Panino scongelato al microonde

Un panino scongelato al microonde.
È questo il risultato del mio percorso di affermazione sociale.
Umido, bollente, un po’ gommoso.
Maledettamente diverso dal pane di semola per cui è famosa ..la Puglia.., con la crosta bruciacchiata e croccante e la mollica densa, morbida ma non vaporosa.
A trent’anni, in terribile ritardo sulla media nord‐europea ma in perfetta linea – se non persino un po’ in anticipo – con quella italiana ho deciso di lasciare casa dei miei genitori ed andare a vivere da solo.
Avvertivo un pressante bisogno d’indipendenza.
C’erano i miei orari incompatibili con quelli dei familiari: fino alle due di notte davanti al PC, a ritagliarmi spazi di socialità virtuale, chattando con amiche dalla fisionomia non ben identificata – affidata ad una foto che non puoi mai sapere quanto sia sincera – oppure curiosando morbosamente fra i profili dei più di trecento contatti di Facebook, alla ricerca di un link da condividere o di un motivo per sorridere.
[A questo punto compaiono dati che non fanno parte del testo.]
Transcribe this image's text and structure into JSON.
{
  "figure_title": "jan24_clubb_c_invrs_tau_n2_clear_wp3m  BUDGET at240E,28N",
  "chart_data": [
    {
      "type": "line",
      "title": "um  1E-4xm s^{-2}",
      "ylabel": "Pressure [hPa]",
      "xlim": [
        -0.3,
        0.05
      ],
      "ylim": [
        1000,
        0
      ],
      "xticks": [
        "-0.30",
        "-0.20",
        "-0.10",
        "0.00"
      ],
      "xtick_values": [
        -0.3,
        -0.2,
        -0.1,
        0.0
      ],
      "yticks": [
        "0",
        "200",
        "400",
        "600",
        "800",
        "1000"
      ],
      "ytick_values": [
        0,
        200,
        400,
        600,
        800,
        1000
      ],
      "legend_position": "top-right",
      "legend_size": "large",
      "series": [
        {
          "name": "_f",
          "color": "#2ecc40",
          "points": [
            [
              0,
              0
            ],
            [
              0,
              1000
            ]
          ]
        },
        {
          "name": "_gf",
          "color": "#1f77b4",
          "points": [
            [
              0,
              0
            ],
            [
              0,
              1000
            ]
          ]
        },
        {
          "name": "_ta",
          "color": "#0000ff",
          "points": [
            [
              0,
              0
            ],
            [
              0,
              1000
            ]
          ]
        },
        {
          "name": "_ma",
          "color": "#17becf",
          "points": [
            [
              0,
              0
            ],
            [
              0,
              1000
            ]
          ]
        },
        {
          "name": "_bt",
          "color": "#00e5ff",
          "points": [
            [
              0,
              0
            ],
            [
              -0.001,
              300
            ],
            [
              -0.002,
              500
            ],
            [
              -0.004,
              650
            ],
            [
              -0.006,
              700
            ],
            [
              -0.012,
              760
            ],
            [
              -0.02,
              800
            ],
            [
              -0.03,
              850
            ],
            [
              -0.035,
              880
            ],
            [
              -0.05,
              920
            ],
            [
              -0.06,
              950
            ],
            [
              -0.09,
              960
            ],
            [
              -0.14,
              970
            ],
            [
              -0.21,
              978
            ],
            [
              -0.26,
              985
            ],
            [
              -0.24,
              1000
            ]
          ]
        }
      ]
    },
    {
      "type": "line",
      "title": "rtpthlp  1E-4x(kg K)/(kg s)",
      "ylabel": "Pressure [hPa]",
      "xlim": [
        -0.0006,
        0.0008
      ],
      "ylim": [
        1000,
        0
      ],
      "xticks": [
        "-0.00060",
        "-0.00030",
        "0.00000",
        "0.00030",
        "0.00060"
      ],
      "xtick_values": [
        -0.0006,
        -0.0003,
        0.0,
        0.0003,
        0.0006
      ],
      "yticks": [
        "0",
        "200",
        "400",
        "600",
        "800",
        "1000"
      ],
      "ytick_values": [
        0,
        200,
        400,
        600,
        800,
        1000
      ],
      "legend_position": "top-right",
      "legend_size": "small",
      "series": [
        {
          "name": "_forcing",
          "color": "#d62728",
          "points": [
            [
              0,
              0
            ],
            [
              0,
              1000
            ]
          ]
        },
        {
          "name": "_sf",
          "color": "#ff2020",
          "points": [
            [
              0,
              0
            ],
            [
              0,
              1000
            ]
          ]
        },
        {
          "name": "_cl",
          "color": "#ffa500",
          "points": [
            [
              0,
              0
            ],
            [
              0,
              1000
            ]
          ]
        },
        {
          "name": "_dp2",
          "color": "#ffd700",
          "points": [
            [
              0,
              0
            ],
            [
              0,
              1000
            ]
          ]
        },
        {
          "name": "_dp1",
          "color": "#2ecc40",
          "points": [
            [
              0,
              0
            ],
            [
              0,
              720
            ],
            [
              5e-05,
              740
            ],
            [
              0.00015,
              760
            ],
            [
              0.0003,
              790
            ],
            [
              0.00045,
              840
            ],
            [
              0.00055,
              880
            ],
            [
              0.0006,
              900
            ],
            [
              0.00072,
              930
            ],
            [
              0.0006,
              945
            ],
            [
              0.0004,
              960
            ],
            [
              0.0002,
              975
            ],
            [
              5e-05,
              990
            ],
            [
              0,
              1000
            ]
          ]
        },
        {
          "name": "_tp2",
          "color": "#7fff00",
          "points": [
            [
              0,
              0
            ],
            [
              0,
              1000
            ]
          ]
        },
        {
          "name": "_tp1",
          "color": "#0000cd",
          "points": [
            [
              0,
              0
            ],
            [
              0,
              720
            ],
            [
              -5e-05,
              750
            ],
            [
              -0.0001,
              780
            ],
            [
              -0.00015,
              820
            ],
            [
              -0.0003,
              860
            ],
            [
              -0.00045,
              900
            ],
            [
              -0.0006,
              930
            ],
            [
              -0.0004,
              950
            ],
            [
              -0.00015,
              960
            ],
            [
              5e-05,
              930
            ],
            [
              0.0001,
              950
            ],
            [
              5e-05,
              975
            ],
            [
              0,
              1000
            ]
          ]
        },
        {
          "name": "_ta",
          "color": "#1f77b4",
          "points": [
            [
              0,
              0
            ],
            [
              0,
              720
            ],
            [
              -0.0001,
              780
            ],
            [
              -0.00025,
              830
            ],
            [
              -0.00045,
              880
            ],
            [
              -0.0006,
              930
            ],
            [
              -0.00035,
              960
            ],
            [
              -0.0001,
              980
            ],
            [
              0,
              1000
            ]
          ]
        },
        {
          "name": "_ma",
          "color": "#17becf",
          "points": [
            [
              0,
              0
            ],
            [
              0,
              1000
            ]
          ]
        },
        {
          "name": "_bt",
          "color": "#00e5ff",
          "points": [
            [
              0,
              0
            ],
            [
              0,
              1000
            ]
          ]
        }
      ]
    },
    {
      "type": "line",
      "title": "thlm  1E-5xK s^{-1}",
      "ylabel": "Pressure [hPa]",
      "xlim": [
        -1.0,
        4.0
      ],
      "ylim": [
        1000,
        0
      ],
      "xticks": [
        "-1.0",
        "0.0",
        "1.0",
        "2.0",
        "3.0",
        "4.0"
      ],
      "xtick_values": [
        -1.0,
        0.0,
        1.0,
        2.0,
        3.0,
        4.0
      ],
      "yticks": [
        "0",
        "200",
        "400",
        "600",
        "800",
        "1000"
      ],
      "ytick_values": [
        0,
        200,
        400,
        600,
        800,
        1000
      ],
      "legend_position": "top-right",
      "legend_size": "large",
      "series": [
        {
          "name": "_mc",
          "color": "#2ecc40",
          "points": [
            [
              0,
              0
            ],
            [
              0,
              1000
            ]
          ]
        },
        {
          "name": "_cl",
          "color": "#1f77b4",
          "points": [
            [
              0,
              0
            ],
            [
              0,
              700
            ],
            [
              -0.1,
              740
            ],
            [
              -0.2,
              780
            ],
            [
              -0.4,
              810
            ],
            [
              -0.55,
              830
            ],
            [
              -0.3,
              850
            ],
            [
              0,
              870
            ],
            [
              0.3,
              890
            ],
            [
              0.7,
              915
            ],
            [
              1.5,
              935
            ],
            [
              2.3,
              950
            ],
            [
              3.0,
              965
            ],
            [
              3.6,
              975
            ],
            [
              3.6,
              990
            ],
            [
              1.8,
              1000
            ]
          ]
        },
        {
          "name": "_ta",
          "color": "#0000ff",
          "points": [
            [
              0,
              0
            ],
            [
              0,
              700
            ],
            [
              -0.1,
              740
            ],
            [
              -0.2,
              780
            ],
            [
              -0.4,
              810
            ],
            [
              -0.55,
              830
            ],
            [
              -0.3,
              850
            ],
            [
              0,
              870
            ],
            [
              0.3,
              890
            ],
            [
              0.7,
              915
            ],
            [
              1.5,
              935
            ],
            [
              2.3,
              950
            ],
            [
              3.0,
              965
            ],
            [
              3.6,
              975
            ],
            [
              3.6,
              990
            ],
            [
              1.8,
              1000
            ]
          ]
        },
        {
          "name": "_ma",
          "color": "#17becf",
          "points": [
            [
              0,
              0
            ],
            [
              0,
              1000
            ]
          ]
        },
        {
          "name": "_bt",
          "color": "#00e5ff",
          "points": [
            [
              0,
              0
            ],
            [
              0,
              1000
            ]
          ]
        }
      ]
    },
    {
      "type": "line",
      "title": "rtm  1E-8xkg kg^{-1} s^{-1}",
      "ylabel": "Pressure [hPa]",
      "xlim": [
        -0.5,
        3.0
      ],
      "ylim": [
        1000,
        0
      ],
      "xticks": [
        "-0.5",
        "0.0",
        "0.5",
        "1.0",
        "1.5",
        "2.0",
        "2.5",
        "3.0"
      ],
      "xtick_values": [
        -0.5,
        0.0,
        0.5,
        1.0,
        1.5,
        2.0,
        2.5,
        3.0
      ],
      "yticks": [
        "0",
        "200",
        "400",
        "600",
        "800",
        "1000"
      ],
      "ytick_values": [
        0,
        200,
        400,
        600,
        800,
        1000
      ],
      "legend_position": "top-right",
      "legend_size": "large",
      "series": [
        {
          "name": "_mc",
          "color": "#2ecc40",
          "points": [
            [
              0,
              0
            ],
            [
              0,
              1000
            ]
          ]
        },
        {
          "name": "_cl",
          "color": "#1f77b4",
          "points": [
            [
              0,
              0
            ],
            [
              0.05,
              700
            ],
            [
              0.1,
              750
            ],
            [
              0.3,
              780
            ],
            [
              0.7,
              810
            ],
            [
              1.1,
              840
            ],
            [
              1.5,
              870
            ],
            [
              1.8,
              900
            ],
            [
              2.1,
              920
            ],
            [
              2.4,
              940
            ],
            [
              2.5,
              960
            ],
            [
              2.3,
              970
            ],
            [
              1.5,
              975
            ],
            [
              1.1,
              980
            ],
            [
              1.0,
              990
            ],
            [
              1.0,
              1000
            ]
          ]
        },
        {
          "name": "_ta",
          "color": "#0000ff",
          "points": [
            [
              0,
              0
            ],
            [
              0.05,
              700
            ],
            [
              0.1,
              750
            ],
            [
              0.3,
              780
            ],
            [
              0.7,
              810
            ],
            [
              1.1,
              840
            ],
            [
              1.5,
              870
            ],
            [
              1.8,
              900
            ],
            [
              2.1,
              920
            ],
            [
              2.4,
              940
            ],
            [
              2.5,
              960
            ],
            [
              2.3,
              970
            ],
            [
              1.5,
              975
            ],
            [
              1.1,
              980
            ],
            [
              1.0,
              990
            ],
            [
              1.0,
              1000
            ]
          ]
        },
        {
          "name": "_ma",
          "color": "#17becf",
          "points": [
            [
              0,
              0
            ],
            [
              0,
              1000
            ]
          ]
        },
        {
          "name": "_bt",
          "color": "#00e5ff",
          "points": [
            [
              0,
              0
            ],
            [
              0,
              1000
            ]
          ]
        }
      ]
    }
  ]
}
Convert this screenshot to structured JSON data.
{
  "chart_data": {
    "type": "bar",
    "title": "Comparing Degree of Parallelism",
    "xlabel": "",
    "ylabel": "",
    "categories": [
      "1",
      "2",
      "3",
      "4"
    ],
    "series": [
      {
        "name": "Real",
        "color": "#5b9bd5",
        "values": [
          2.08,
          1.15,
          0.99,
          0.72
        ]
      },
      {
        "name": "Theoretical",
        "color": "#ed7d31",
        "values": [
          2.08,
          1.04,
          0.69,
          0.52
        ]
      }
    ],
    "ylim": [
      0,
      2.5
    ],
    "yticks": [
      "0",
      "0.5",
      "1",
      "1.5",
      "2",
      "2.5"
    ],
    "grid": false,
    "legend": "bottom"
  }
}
Poi, sveglia alle sette, doccia, e subito in macchina verso l’ufficio.
C’era l’esigenza di uno spazio autonomo, in cui guardare i film che desideravo senza che nessuno sbuffasse perché preferiva non perdere l’ennesima puntata di Capri.
C’era la voglia di poter ascoltare i Metallica ad alto volume senza necessariamente dover spiegare al mondo esterno ed attempato che non si trattava di rumore, bensì di strumentisti tecnicamente piuttosto dotati.
C’era questo desiderio di un letto ad una piazza e mezza, dove poter ospitare le mie conquiste di una notte o quelle con data di scadenza più a lungo termine.
Erano bisogni condivisibili, credo.
Era un prospettiva, un punto di vista da cui la mia vita futura sembrava poter prendere una piega interessante.
Poi ci sono dei lati negativi, inutile negarlo. Ad esempio, poiché mi secca andare al panificio per acquistare un solo panino, il sabato ne compro sei, ne mangio uno e gli altri cinque li congelo per i giorni feriali a venire, domenica con pranzo dalla mamma esclusa. Risultato: durante la settimana devo accontentarmi del fatidico panino scongelato al microonde. Ha la crosta dura e l’interno umidiccio e gommoso. Se per disgrazia, poi, non dovessi finirlo entro mezz’ora dallo scongelamento, diventa un unico blocco di granito, assolutamente inutilizzabile.
Ahimè, l’alimentazione poco salutare – troppo spesso a base di pasti preconfezionati o di toast e simili – ha portato con sé un altro lato negativo: ho messo su circa cinque chili. Questo particolare, se unito all’inarrestabile ed impietosa perdita di capelli che mi sta tormentando da circa un anno, ha reso il mio aspetto fisico decisamente meno attraente rispetto a quello che avevo nell’età d’oro fra i venti e i trenta. Di conseguenza – beh – il letto Ikea ad una piazza e mezza, per il momento, l’ho usato sempre da solo.
Ma la foto che m’identifica su Facebook non l’ho ancora aggiornata: è rimasta quella di tre estati fa. Nessuno potrà accusarmi di aver barato, di essermi costruito un’identità virtuale non veritiera. In fondo, quel tizio che campeggia al di sotto del mio nome e cognome nella pagina del mio profilo ero proprio io, pur se qualche anno, qualche chilo e qualche stempiatura addietro.
Devo fare qualcosa, tuttavia. Devo iscrivermi in palestra, ad esempio.
Formulo questo pensiero con lucidità, consapevole come sono di dover dare una direzione più definita la mio futuro prossimo.
Lo formulo insieme a tanti altri – certamente più pressanti – sulla via del ritorno dall’ufficio, nel giorno in cui è scaduto il mio contratto a termine che non è stato rinnovato.
Di conseguenza, prima di iscrivermi in palestra, dovrò trovare di che pagarmi l’affitto, le bollette ed i panini da congelare e scongelare.
Ecco il risultato della precarizzazione spinta del lavoro, dei rapporti, degli umori e delle esigenze: oggi, per la prima volta, avverto con chiarezza cristallina che la vita tanto a lungo bistrattata dei miei genitori – impiego stabile e ripetitivo, famiglia solida, nessun tradimento, nessun colpo di testa – l’oggetto incontrastato del mio impeto di ribellione adolescenziale, alla fine, si è rivelata meno peggio del piccolo universo d’indipendenza malfermo che mi sono ritagliato.
Eppure, mi ripeto, ci dev’essere una terza via, una che non sia semplicemente meno peggiore.
In quale bivio ho imboccato la strada sbagliata?